Bu mesele tâ Üstad Bedîüzzamân Hazretleri’nin yaşadığı dönemlerde de medâr-ı bahs olmuş ve Üstad’ın talebeleri konunun ehemmiyetine binâen bir mektup yazmak zorunda kalmışlardır. Demek ki tâ o günlerden bu günlere kadar değişen pek bir şey olmamış olacak ki mesele halen gündemde tutuluyor ve itirâzlar halen devam ediyor. Bizim vazîfemiz de Üstad’ın talebeleri gibi bu tür mülâhazalara ve itirâzlara kavl-i leyyin ile cevap vermek olmalıdır ki bizler de inşâallah böyle bir metodu seçerek vazîfemizi deruhte etmeye çalışıyoruz.

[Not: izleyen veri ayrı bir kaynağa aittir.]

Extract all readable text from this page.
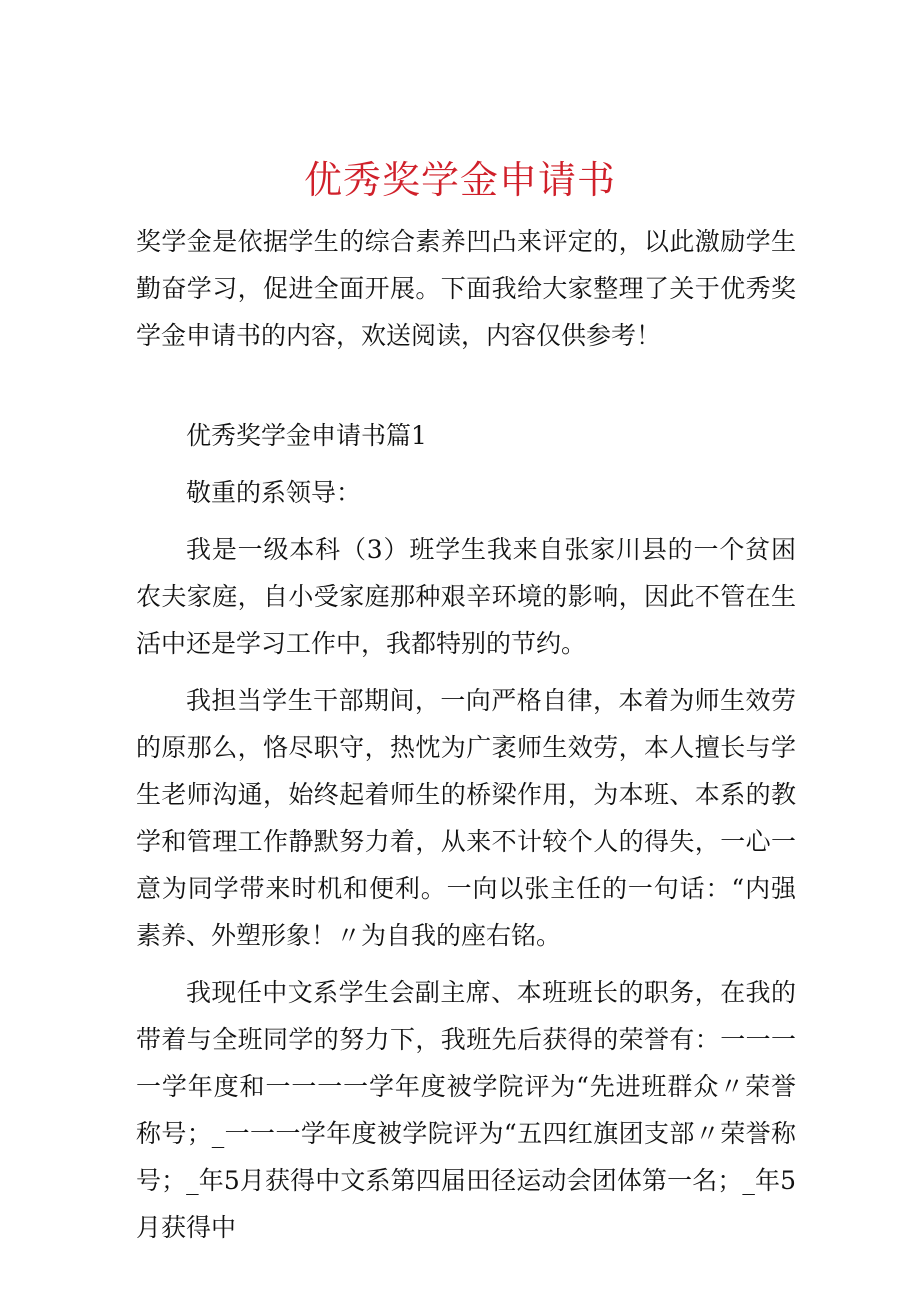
优秀奖学金申请书

奖学金是依据学生的综合素养凹凸来评定的，以此激励学生勤奋学习，促进全面开展。下面我给大家整理了关于优秀奖学金申请书的内容，欢送阅读，内容仅供参考！

优秀奖学金申请书篇1

敬重的系领导：

我是一级本科（3）班学生我来自张家川县的一个贫困农夫家庭，自小受家庭那种艰辛环境的影响，因此不管在生活中还是学习工作中，我都特别的节约。

我担当学生干部期间，一向严格自律，本着为师生效劳的原那么，恪尽职守，热忱为广袤师生效劳，本人擅长与学生老师沟通，始终起着师生的桥梁作用，为本班、本系的教学和管理工作静默努力着，从来不计较个人的得失，一心一意为同学带来时机和便利。一向以张主任的一句话：“内强素养、外塑形象！〃为自我的座右铭。

我现任中文系学生会副主席、本班班长的职务，在我的带着与全班同学的努力下，我班先后获得的荣誉有：一一一一学年度和一一一一学年度被学院评为“先进班群众〃荣誉称号；_一一一学年度被学院评为“五四红旗团支部〃荣誉称号；_年5月获得中文系第四届田径运动会团体第一名；_年5月获得中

İşte bahsettiğimiz, önceleri gayr-i münteşir iken, sonradan yeni tanzim Münâzarât’a dahil edilen “Muhsin-Ziyâ, 1953, Fatih/İstanbul” imzalı mektup şöyledir:
“Bir muallim kardaşımız, Sultan Hamid’in hakkında Üstâdımızın Hürriyet başında söylediği nutuklarda, Sultan Hamid’e hücûm etmiş ve o kıymettar padişahın kıymetini takdîr etmemiş gibi bir şüphe gelmiş.

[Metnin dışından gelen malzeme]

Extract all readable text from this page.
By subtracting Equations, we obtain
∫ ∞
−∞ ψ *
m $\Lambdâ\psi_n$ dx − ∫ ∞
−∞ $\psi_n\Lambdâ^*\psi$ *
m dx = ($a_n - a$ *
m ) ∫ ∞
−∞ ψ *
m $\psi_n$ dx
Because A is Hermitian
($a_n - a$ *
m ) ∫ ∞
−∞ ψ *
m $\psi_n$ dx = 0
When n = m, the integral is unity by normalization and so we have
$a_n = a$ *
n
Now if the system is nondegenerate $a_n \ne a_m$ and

Elcevap: Biz Üstâdımızdan aldığımız hakîkat-i hal ile cevap veriyoruz.
Evvelâ: Üstâdımızın bütün hayatındaki birinci düstûru, Kur’ân-ı Hakîmin bir kânûn-u esâsîsidir ki: ‘Bir adamın cinâyetiyle başkası mes’ul olamaz’ 13 kâide-i Kur’âniyesi ile, ‘O padişahın zamanındaki hükûmetin hatâları ona verilmez’ diye dâimâ hayatında ona hüsn-ü zan etmiş, onun bâzı zaman mecbûriyetle ettiği kusûrları da, onun muârızlarına karşı da te’vîle çalışmış.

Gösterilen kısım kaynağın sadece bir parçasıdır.